By Bud Parr
This is going to be a great event. There are few greater novels and fewer still where the translator plays such an important role. The Quixote in Spanish, in all its stories and stories within stories, is a telling of a story from one person to another in Spanish, but then from Spanish translated into Arabic, then found and retold in Spanish, and of course many of us read it then translated into English (whew, hope I got that right!). Beyond its relatively simple tale of a hapless yet romantic would-be knight, Don Quixote is full of puns and humor that make the translators' job complex, so it will be quite interesting to hear two great translators discuss this great piece of literature that has influenced writers all over the world for over 400 years and especially some of our favorite writers today. See you there!
Conversations on Great Contemporary Literature
Thursday, February 5th at 7pm
at Idlewild Books (12 W. 19th Street New York, NY)
Discussion of Miguel de Cervantes's Don Quixote with translator Edith Grossman and Eduardo Lago.

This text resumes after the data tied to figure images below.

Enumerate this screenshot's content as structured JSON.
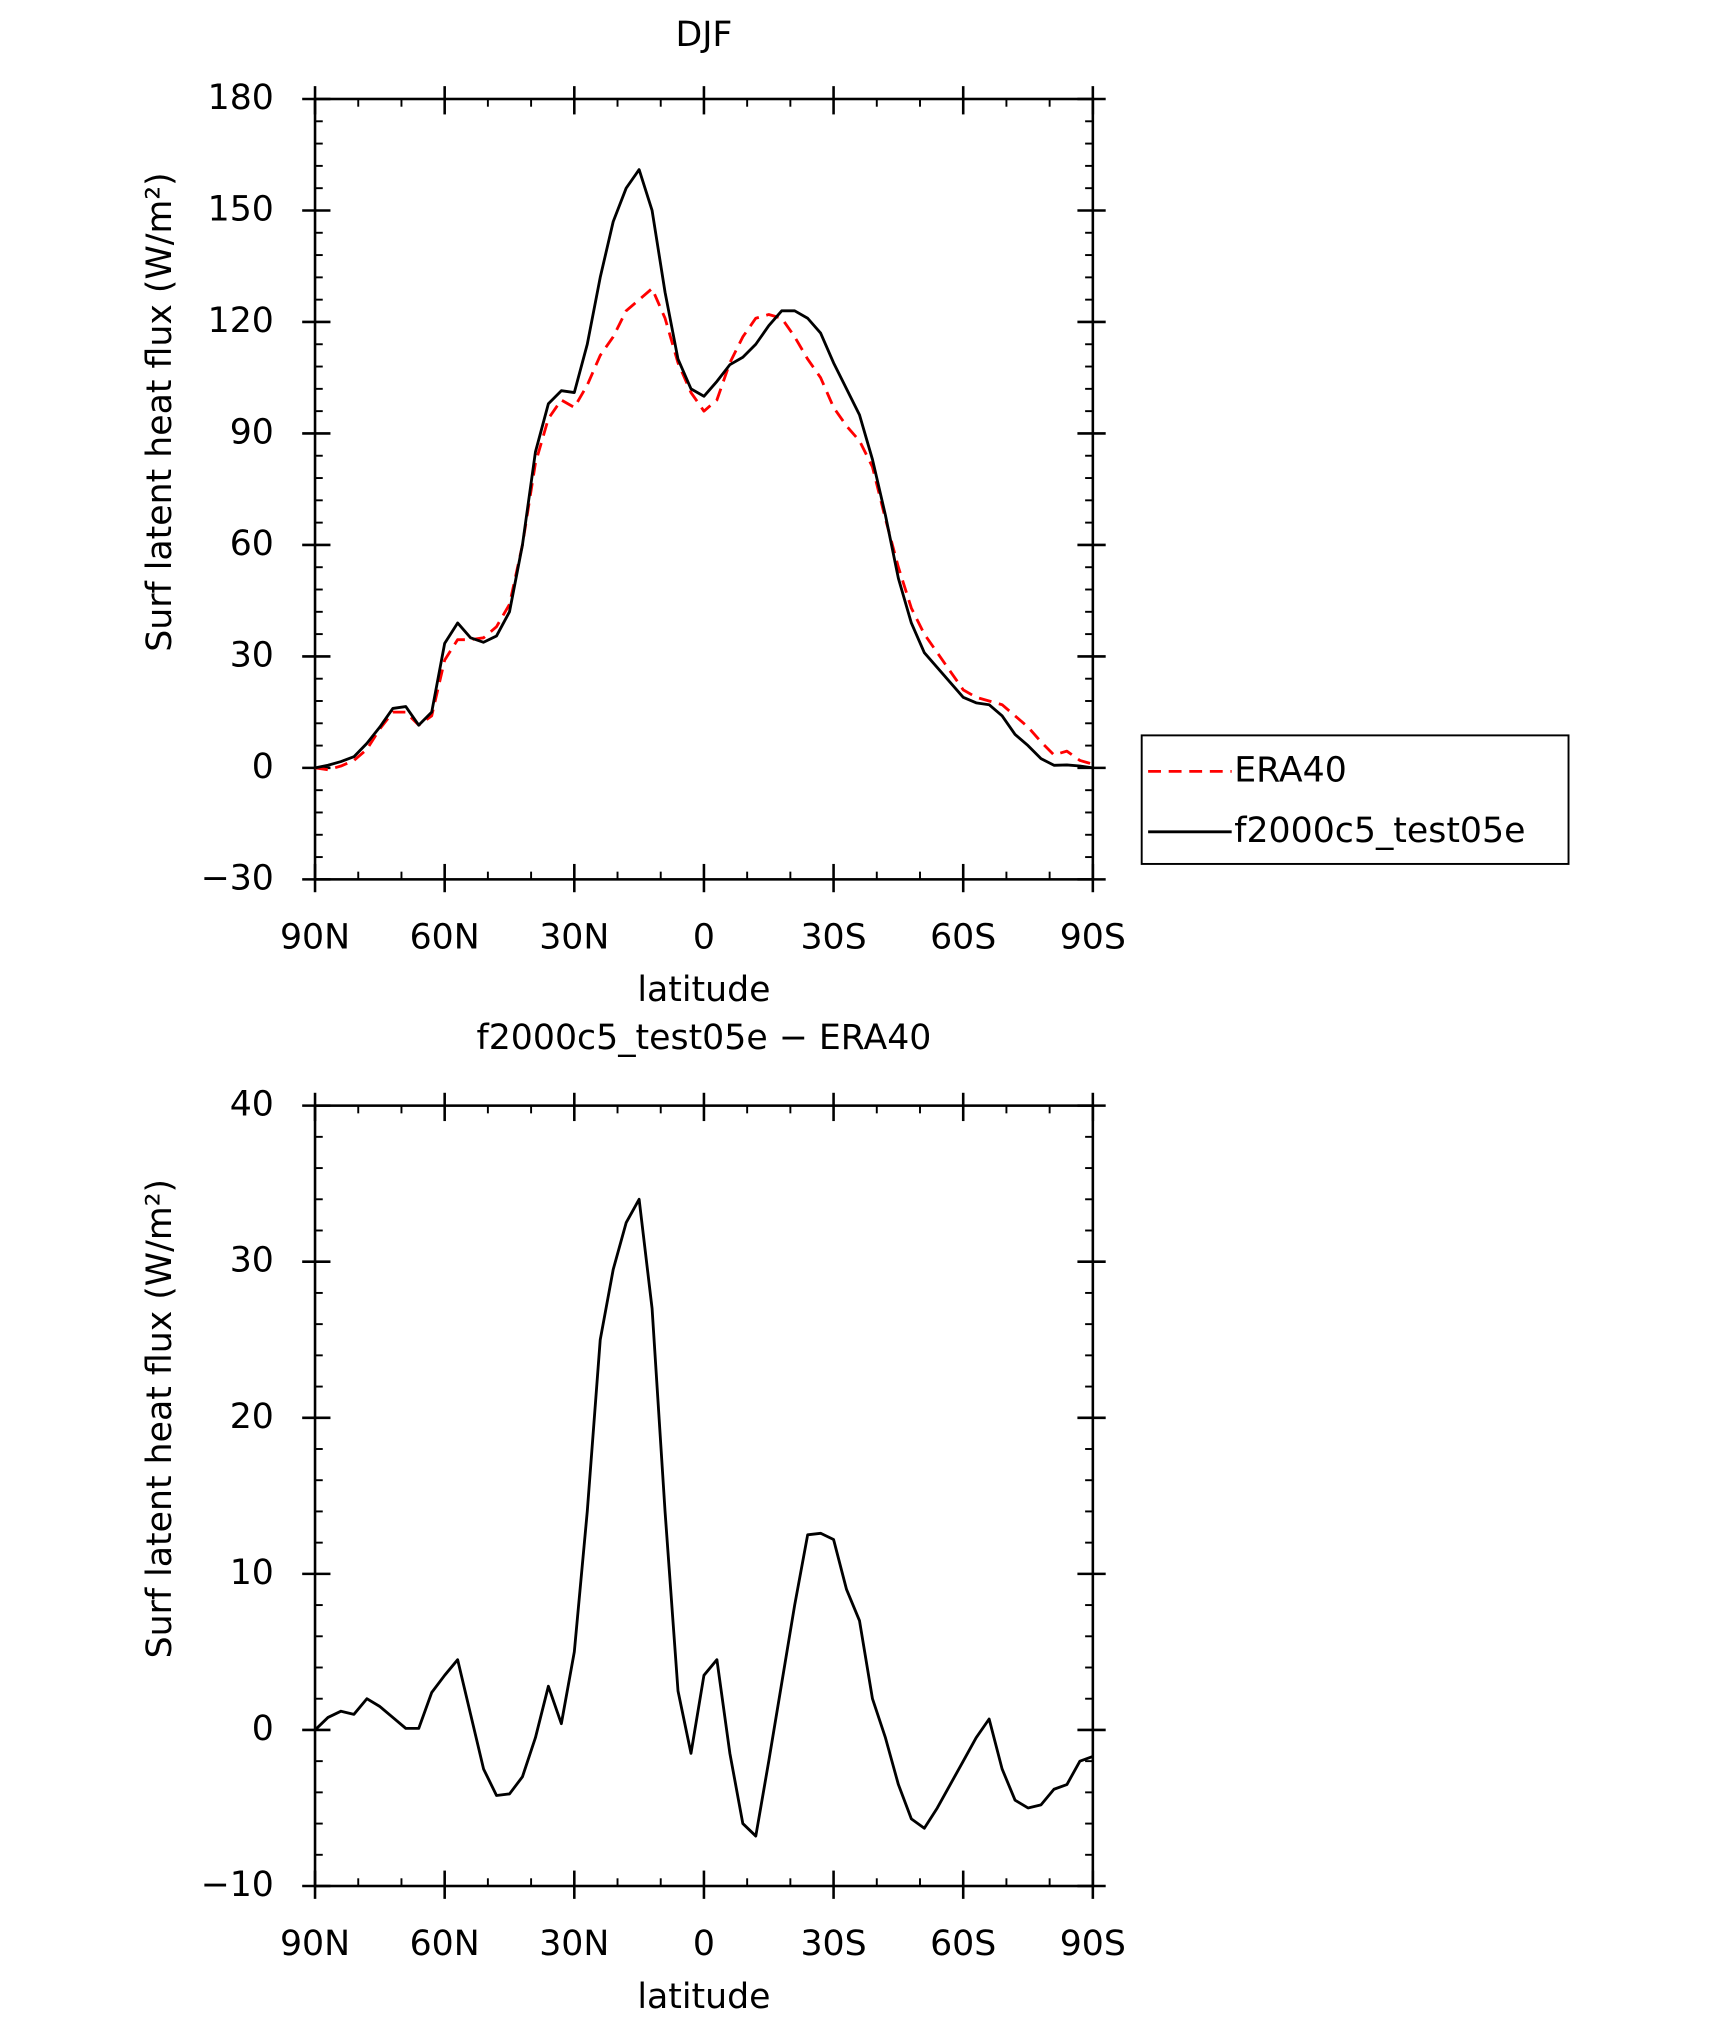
{
  "chart_data": [
    {
      "type": "line",
      "title": "DJF",
      "x_label": "latitude",
      "y_label": "Surf latent heat flux (W/m²)",
      "x": [
        90,
        87,
        84,
        81,
        78,
        75,
        72,
        69,
        66,
        63,
        60,
        57,
        54,
        51,
        48,
        45,
        42,
        39,
        36,
        33,
        30,
        27,
        24,
        21,
        18,
        15,
        12,
        9,
        6,
        3,
        0,
        -3,
        -6,
        -9,
        -12,
        -15,
        -18,
        -21,
        -24,
        -27,
        -30,
        -33,
        -36,
        -39,
        -42,
        -45,
        -48,
        -51,
        -54,
        -57,
        -60,
        -63,
        -66,
        -69,
        -72,
        -75,
        -78,
        -81,
        -84,
        -87,
        -90
      ],
      "series": [
        {
          "name": "ERA40",
          "color": "#ff0000",
          "style": "dashed",
          "values": [
            0,
            -0.5,
            0.5,
            2,
            5,
            10.5,
            15,
            15,
            11.5,
            14,
            29,
            34.5,
            34.5,
            35,
            38,
            44,
            60,
            82,
            94,
            99,
            97,
            103,
            111,
            116,
            123,
            126,
            129,
            121,
            109,
            101,
            96,
            99,
            109,
            116,
            121,
            122,
            121,
            116,
            110,
            105,
            97,
            92,
            88,
            81,
            67,
            54,
            43,
            36,
            31,
            26,
            21,
            19,
            18,
            17,
            14,
            11,
            7,
            3.5,
            4.5,
            2,
            1
          ]
        },
        {
          "name": "f2000c5_test05e",
          "color": "#000000",
          "style": "solid",
          "values": [
            0,
            0.7,
            1.7,
            3,
            6.6,
            11,
            16,
            16.5,
            11.5,
            15,
            33.5,
            39,
            35,
            33.8,
            35.5,
            42,
            60,
            85,
            98,
            101.5,
            101,
            114,
            132,
            147,
            156,
            161,
            150,
            128,
            110,
            102,
            100,
            104,
            108.5,
            110.5,
            114,
            119,
            123,
            123,
            121,
            117,
            109,
            102,
            95,
            83,
            68,
            51,
            39,
            31,
            27,
            23,
            19,
            17.5,
            17,
            14,
            9,
            6,
            2.5,
            0.7,
            0.8,
            0.5,
            0
          ]
        }
      ],
      "xlim": [
        90,
        -90
      ],
      "xticks": [
        {
          "value": 90,
          "label": "90N"
        },
        {
          "value": 60,
          "label": "60N"
        },
        {
          "value": 30,
          "label": "30N"
        },
        0,
        {
          "value": -30,
          "label": "30S"
        },
        {
          "value": -60,
          "label": "60S"
        },
        {
          "value": -90,
          "label": "90S"
        }
      ],
      "ylim": [
        -30,
        180
      ],
      "yticks": [
        {
          "value": -30,
          "label": "−30"
        },
        0,
        30,
        60,
        90,
        120,
        150,
        180
      ],
      "legend": "right"
    },
    {
      "type": "line",
      "title": "f2000c5_test05e − ERA40",
      "x_label": "latitude",
      "y_label": "Surf latent heat flux (W/m²)",
      "x": [
        90,
        87,
        84,
        81,
        78,
        75,
        72,
        69,
        66,
        63,
        60,
        57,
        54,
        51,
        48,
        45,
        42,
        39,
        36,
        33,
        30,
        27,
        24,
        21,
        18,
        15,
        12,
        9,
        6,
        3,
        0,
        -3,
        -6,
        -9,
        -12,
        -15,
        -18,
        -21,
        -24,
        -27,
        -30,
        -33,
        -36,
        -39,
        -42,
        -45,
        -48,
        -51,
        -54,
        -57,
        -60,
        -63,
        -66,
        -69,
        -72,
        -75,
        -78,
        -81,
        -84,
        -87,
        -90
      ],
      "values": [
        0,
        0.8,
        1.2,
        1,
        2,
        1.5,
        0.8,
        0.1,
        0.1,
        2.4,
        3.5,
        4.5,
        1,
        -2.5,
        -4.2,
        -4.1,
        -3,
        -0.5,
        2.8,
        0.4,
        5,
        14,
        25,
        29.5,
        32.5,
        34,
        27,
        14,
        2.5,
        -1.5,
        3.5,
        4.5,
        -1.5,
        -6,
        -6.8,
        -2,
        3,
        8,
        12.5,
        12.6,
        12.2,
        9,
        7,
        2,
        -0.5,
        -3.5,
        -5.7,
        -6.3,
        -5,
        -3.5,
        -2,
        -0.5,
        0.7,
        -2.5,
        -4.5,
        -5,
        -4.8,
        -3.8,
        -3.5,
        -2,
        -1.7
      ],
      "color": "#000000",
      "xlim": [
        90,
        -90
      ],
      "xticks": [
        {
          "value": 90,
          "label": "90N"
        },
        {
          "value": 60,
          "label": "60N"
        },
        {
          "value": 30,
          "label": "30N"
        },
        0,
        {
          "value": -30,
          "label": "30S"
        },
        {
          "value": -60,
          "label": "60S"
        },
        {
          "value": -90,
          "label": "90S"
        }
      ],
      "ylim": [
        -10,
        40
      ],
      "yticks": [
        {
          "value": -10,
          "label": "−10"
        },
        0,
        10,
        20,
        30,
        40
      ]
    }
  ]
}
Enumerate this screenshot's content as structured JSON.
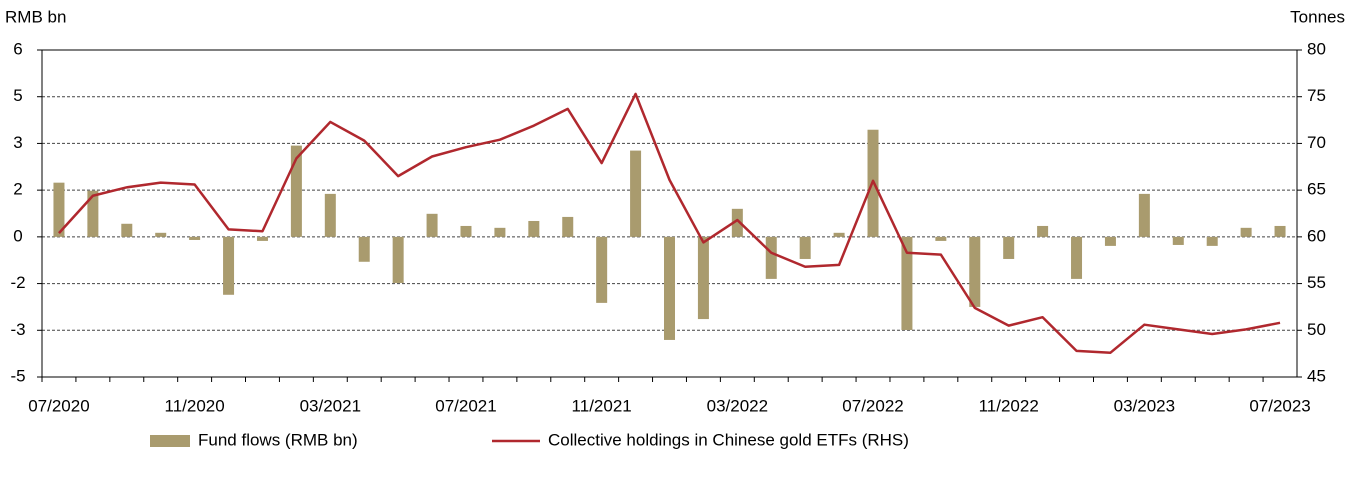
{
  "chart_data": {
    "type": "bar-line",
    "y_label": "RMB bn",
    "y2_label": "Tonnes",
    "categories": [
      "07/2020",
      null,
      null,
      null,
      "11/2020",
      null,
      null,
      null,
      "03/2021",
      null,
      null,
      null,
      "07/2021",
      null,
      null,
      null,
      "11/2021",
      null,
      null,
      null,
      "03/2022",
      null,
      null,
      null,
      "07/2022",
      null,
      null,
      null,
      "11/2022",
      null,
      null,
      null,
      "03/2023",
      null,
      null,
      null,
      "07/2023"
    ],
    "series": [
      {
        "name": "Fund flows (RMB bn)",
        "type": "bar",
        "color": "#a99b6e",
        "values": [
          1.74,
          1.48,
          0.42,
          0.13,
          -0.1,
          -1.86,
          -0.13,
          2.93,
          1.38,
          -0.8,
          -1.48,
          0.74,
          0.35,
          0.29,
          0.51,
          0.64,
          -2.12,
          2.77,
          -3.31,
          -2.64,
          0.9,
          -1.35,
          -0.71,
          0.13,
          3.44,
          -2.99,
          -0.13,
          -2.25,
          -0.71,
          0.35,
          -1.35,
          -0.29,
          1.38,
          -0.26,
          -0.29,
          0.29,
          0.35
        ]
      },
      {
        "name": "Collective holdings in Chinese gold ETFs (RHS)",
        "type": "line",
        "axis": "y2",
        "color": "#b0282e",
        "values": [
          60.4,
          64.4,
          65.3,
          65.8,
          65.6,
          60.8,
          60.6,
          68.4,
          72.3,
          70.3,
          66.5,
          68.6,
          69.6,
          70.4,
          71.9,
          73.7,
          67.9,
          75.3,
          66.1,
          59.4,
          61.8,
          58.3,
          56.8,
          57.0,
          66.0,
          58.3,
          58.1,
          52.4,
          50.5,
          51.4,
          47.8,
          47.6,
          50.6,
          50.1,
          49.6,
          50.1,
          50.8
        ]
      }
    ],
    "ylim": [
      -4.5,
      6
    ],
    "yticks": [
      {
        "value": -4.5,
        "label": "-5"
      },
      -3,
      {
        "value": -1.5,
        "label": "-2"
      },
      0,
      {
        "value": 1.5,
        "label": "2"
      },
      3,
      {
        "value": 4.5,
        "label": "5"
      },
      6
    ],
    "y2lim": [
      45,
      80
    ],
    "y2ticks": [
      45,
      50,
      55,
      60,
      65,
      70,
      75,
      80
    ],
    "grid": true,
    "legend": "bottom"
  }
}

Edith Grossman is a prize-winning translator of Latin American and Spanish literature, ranging from her acclaimed translation of "Don Quixote" and poetry of the Spanish Golden Age to contemporary works by Gabriel García Márquez, Mario Vargas Llosa, Carlos Fuentes, Antonio Muñoz Molina, Mayra Montero, and Alvaro Mutis. The recipient of Woodrow Wilson, Fulbright, and Guggenheim fellowships, in 2006 Grossman was awarded the PEN/Ralph Manheim Medal for Translation, and in 2007 she received an award in literature from the American Academy of Arts and Letters. She lives in Manhattan and has two sons, both of whom are musicians.
A resident of New York City for the last 21 years, Eduardo Lago has translated works by Henry James, Hamlin Garland, John Barth, Sylvia Plath, William Dean Howells, Christopher Isherwood, and Junot Diaz, among many other authors. He is a tenured member of the faculty at Sarah Lawrence College, where he has taught since 1993. The author of many articles and essays, in 2001 he was awarded the prestigious Bartolomé March Award for Excellence in Literary Criticism for a comparative study of the three existing Spanish versions of James Joyce's Ulysses. A regular contributor for El País and The Madrid Review of Books, among other publications, he has authored numerous interviews with important North American writers and critics, including Philip Roth, John Barth, David Foster Wallace, Don DeLillo, Jonathan Frazen, Joyce Carol Oates, Salman Rushdie, Richard Ford, Paul Auster, Toni Morrison, Harold Bloom, Edward Said, and Norman Mailer, among many others. His books include Cuaderno de México, (Mexican Notebook), a personal memoir of a trip to Chiapas, and Cuentos Dispersos, (Scattered Tales), both published in 2000. In January 2006 Eduardo Lago was awarded the Nadal Prize, Spain's oldest and most prestigious literary award for his first novel Llámame Brooklyn (Call Me Brooklyn). Subsequently, the novel won the 2007 City of Barcelona Literary Prize for Literature, the 2007 National Critics'Award, and the 2007 Lara Foundation Award for Best Critical Reception. Llámame Brooklyn has been translated into twelve languages, including French, Italian and Hebrew, but not into English. Last October he published Ladrón de mapas (Map Thief), about which a prominent critic has said: "Normally, authors, editors and publishers will label short story collections as novels, for commercial reasons. For reasons beyond my grasp, Lago insists in defining his new novel as a collection of short stories". Eduardo Lago has been the Executive Director of Instituto Cervantes, the Spanish Cultural Center in New York since September 2006.